L’ultima sfida di Lodovico Antinori: il fondatore di Ornellaia torna con un cabernet franc da leggenda

A 40 anni dalla prima vendemmia di Ornellaia, il pioniere di Bolgheri si misura con il cabernet franc, ispirandosi a Cheval Blanc e coinvolgendo la figlia Sophia in un progetto intimo ed esclusivo che definisce “l’ultimo della sua vita”.
Quando un nome come quello del Marchese Lodovico Antinori, la cui storia familiare nel vino risale a oltre 600 anni, annuncia il suo “progetto enologico finale”, il mondo del vino si ferma ad ascoltare. Come raccontano Mike DeSimone e Jeff Jenssen su Robb Report, questo progetto ha un nome e un’anima: Tenuta del Nicchio, un’impresa nata in collaborazione con la figlia Sophia, che segna il culmine di una carriera leggendaria.
A quarant’anni dalla prima, storica vendemmia di Ornellaia, il celebre Super Tuscan a predominanza merlot che ha cambiato la storia di Bolgheri, Antinori stupisce ancora. Questa volta, la sua musa non è il merlot, ma il cabernet franc, l’uva che considera la sua “sfida definitiva”. L’ispirazione dichiarata è uno dei più grandi vini di Bordeaux, Cheval Blanc, e l’obiettivo è creare un nuovo punto di riferimento per questa varietà in Toscana.
Il ritorno alle origini: un progetto intimo e personale
Il nuovo vino, Il Nicchio, è un taglio di 95% cabernet franc e 5% merlot. La produzione è confidenziale: appena 3.000 bottiglie per la seconda annata, la 2021, con un prezzo che si attesta sui 375 dollari in USA. Sebbene la produzione sia destinata a crescere fino a 30.000 bottiglie, con la evoluzione dei vigneti, rimarrà sempre nell’ambito di una piccola azienda familiare. “Per via delle sue dimensioni, sono riuscito a tornare alla mia passione originale: curare personalmente ogni dettaglio,” ha dichiarato Antinori al Robb Report. “Sento una connessione profonda con ogni parte del processo.”

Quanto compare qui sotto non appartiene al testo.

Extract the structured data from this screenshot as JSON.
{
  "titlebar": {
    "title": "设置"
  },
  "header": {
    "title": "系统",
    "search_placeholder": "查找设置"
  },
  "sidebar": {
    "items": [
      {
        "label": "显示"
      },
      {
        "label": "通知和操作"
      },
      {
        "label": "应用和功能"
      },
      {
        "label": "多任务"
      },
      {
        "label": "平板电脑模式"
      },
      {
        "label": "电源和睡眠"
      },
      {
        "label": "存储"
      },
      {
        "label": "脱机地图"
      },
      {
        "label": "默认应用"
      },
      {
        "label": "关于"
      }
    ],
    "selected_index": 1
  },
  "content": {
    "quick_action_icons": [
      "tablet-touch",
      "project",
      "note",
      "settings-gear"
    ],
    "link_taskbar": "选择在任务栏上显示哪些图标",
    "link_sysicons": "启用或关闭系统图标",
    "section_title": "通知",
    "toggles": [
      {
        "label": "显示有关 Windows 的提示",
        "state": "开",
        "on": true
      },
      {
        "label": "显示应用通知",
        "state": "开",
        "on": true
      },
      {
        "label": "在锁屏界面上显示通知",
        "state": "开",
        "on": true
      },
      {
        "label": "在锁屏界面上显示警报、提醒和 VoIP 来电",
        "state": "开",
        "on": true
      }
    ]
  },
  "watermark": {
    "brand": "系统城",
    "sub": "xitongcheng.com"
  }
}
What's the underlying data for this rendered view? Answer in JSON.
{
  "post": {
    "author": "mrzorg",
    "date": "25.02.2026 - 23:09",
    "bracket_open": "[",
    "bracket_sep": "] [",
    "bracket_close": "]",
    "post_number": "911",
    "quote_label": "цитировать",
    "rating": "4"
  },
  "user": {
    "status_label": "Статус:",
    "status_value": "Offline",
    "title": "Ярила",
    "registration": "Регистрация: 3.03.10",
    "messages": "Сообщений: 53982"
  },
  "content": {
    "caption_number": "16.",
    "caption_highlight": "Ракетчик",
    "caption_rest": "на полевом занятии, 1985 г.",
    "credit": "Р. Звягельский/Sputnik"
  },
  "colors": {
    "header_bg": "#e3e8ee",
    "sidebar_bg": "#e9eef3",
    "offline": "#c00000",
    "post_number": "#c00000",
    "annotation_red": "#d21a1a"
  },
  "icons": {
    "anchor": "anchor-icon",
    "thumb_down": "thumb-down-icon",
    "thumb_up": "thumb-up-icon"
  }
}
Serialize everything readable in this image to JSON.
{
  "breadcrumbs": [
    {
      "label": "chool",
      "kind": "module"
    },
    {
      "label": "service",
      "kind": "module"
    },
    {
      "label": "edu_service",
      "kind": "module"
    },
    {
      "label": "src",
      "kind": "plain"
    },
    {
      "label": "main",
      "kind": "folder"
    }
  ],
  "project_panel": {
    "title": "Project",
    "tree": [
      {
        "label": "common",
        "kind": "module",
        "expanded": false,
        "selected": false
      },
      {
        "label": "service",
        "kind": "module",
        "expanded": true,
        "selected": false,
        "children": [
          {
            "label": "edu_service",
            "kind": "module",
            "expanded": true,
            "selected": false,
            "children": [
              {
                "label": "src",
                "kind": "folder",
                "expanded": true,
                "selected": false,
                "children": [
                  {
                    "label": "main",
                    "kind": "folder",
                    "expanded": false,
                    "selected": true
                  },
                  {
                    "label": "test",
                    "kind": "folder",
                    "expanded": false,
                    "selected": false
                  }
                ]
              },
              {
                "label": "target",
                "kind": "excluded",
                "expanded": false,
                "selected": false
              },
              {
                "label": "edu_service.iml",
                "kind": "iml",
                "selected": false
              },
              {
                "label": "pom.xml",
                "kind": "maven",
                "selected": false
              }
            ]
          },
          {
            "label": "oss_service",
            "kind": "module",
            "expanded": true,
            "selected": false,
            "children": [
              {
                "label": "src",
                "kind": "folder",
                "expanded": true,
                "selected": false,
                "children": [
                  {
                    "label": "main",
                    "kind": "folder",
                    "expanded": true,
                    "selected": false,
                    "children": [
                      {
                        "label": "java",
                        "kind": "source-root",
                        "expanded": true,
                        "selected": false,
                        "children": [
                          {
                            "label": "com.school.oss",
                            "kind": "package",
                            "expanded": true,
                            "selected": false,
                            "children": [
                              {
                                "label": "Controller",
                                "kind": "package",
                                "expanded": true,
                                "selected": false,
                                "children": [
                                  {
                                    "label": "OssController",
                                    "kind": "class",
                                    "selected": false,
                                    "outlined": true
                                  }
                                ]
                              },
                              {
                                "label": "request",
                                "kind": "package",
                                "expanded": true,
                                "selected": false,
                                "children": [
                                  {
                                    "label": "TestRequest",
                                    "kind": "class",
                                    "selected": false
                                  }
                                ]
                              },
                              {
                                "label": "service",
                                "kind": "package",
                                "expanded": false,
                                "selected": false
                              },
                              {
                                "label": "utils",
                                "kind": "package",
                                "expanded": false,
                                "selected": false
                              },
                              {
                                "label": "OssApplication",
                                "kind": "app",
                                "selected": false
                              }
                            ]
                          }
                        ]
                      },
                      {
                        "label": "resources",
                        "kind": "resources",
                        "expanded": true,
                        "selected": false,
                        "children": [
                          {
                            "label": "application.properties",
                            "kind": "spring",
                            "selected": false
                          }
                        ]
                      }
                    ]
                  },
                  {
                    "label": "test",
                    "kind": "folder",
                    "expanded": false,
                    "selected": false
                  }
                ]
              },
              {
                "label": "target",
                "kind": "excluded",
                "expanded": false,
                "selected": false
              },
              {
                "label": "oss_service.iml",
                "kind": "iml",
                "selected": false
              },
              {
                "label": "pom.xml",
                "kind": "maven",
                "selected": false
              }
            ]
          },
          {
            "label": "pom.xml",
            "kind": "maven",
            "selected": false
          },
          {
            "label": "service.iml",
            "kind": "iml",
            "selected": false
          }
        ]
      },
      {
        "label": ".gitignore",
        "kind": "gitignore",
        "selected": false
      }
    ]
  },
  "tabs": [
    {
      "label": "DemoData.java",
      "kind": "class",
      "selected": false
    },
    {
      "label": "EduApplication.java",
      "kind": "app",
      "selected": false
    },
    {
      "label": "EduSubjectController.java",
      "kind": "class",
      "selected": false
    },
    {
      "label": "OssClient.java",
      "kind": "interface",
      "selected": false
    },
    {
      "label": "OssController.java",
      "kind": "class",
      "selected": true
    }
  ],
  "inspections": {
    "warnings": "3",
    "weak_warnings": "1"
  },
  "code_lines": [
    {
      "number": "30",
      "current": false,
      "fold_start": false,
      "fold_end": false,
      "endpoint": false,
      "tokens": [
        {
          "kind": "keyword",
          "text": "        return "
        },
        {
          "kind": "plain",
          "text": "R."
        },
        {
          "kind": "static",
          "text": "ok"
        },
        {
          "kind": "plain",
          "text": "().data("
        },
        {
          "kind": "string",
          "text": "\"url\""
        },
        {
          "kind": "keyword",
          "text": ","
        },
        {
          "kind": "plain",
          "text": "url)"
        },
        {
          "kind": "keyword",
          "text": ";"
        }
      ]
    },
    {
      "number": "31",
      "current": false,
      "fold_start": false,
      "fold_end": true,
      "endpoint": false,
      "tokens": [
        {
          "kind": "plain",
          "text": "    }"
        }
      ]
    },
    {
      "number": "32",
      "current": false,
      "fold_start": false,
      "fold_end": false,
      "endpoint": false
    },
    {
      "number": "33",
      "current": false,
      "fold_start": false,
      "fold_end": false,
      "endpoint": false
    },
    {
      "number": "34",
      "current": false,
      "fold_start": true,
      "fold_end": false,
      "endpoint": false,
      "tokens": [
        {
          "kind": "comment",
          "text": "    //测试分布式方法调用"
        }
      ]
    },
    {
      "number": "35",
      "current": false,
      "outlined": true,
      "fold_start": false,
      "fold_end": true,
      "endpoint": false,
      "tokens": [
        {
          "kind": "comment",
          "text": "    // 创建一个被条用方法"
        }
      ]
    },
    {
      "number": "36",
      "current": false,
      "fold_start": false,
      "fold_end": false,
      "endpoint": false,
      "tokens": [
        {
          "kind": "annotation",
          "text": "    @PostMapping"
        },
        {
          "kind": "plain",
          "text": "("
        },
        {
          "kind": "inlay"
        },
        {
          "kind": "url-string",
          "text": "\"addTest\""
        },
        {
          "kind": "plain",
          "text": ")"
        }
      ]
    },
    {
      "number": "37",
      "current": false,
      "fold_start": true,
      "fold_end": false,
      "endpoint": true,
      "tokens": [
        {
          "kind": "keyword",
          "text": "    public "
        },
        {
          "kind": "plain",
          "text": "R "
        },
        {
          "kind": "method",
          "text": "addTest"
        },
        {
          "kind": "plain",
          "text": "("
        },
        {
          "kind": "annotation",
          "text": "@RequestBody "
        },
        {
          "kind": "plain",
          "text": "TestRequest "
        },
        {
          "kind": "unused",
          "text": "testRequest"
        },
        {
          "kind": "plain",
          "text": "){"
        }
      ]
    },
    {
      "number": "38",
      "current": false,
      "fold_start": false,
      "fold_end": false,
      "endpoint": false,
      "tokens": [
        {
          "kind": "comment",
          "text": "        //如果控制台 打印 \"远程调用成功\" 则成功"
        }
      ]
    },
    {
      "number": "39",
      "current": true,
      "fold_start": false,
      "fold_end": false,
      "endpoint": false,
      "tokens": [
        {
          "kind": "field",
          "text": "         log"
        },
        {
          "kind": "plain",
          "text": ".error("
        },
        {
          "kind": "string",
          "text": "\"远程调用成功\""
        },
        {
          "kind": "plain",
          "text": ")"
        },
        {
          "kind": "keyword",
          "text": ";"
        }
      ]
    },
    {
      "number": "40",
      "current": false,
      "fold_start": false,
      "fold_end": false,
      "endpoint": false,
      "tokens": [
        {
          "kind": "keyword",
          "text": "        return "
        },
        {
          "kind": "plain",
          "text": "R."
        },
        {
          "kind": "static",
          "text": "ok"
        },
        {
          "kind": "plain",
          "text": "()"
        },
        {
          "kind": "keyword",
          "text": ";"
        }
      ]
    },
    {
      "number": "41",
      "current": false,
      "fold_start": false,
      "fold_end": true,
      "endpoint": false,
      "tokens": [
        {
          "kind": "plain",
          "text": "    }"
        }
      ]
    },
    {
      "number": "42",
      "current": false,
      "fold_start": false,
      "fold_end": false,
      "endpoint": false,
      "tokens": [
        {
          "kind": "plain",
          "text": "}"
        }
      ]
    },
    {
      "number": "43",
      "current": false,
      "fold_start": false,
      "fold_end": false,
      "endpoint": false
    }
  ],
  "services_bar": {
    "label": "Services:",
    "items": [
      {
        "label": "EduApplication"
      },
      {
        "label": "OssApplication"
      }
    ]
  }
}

Per questa avventura, ha scoperto e impiantato 10 ettari di vigneti in terreni abbandonati, situati in alta quota tra Castagneto Carducci e Bibbona, ai confini della DOC Bolgheri. Un terroir che, secondo lui, è eccezionalmente vocato per il cabernet franc. “Ho sempre pensato che la mia sfida finale sarebbe stata lavorare con il cabernet franc“, spiega. “Dopo alcuni tentativi, credo di aver capito a fondo questa varietà e sento di poterne gestire la complessità.”
Un affare di famiglia: il passaggio del testimone
Pur rimanendo presidente onorario di Tenuta di Biserno, l’azienda fondata con il fratello Piero, Antinori ha lasciato la gestione al nipote per dedicarsi anima e corpo a questo nuovo capitolo. Un capitolo che ha un forte sapore di futuro, grazie al coinvolgimento della figlia Sophia Antinori come socia. Con un passato in tenute di culto come Harlan Estate a Napa Valley e presso la società di consulenza londinese Wine Lister, Sophia porta una visione internazionale e un legame con le nuove generazioni di collezionisti. “Voglio costruire il riconoscimento del marchio tra una generazione più giovane di amanti del vino, specialmente nel mercato statunitense” afferma.
A garantire una continuità stilistica con i capolavori del passato c’è la presenza, come consulente, di una vera e propria archistar dell’enologia: Michel Rolland, già al fianco di Antinori per Ornellaia, Masseto e Biserno.
Il vino: un’annata “provvidenziale”
L’annata 2021, quella attualmente in commercio, è descritta da Antinori come “provvidenziale“. “Tutto è andato alla perfezione, dalla gestione della vigna al risultato finale,” racconta, pur esprimendo preoccupazione per l’attuale vendemmia 2025 a causa delle temperature estreme. La vinificazione è meticolosa: dopo la fermentazione primaria, l’80% del vino svolge la malolattica in barrique e l’affinamento prosegue per 16 mesi in legno nuovo per l’80% e di un anno per il restante 20%.
Il risultato, secondo i giornalisti del Robb Report, è un vino dal colore granato profondo, con un naso di mora, macis e fresche erbe mediterranee. Al palato, tannini opulenti e un’acidità vivida si intrecciano con note di prugna, amarena, cacao in polvere e salvia, con un finale lungo e soddisfacente.
Con la prima annata, la 2020, prodotta in quantità ancora più esigue, la 2021 offre ai collezionisti l’opportunità di entrare “al piano terra” e iniziare una verticale di quello che, senza dubbio, è già destinato a essere considerato uno dei più grandi vini di Toscana. L’ultimo sigillo di un maestro.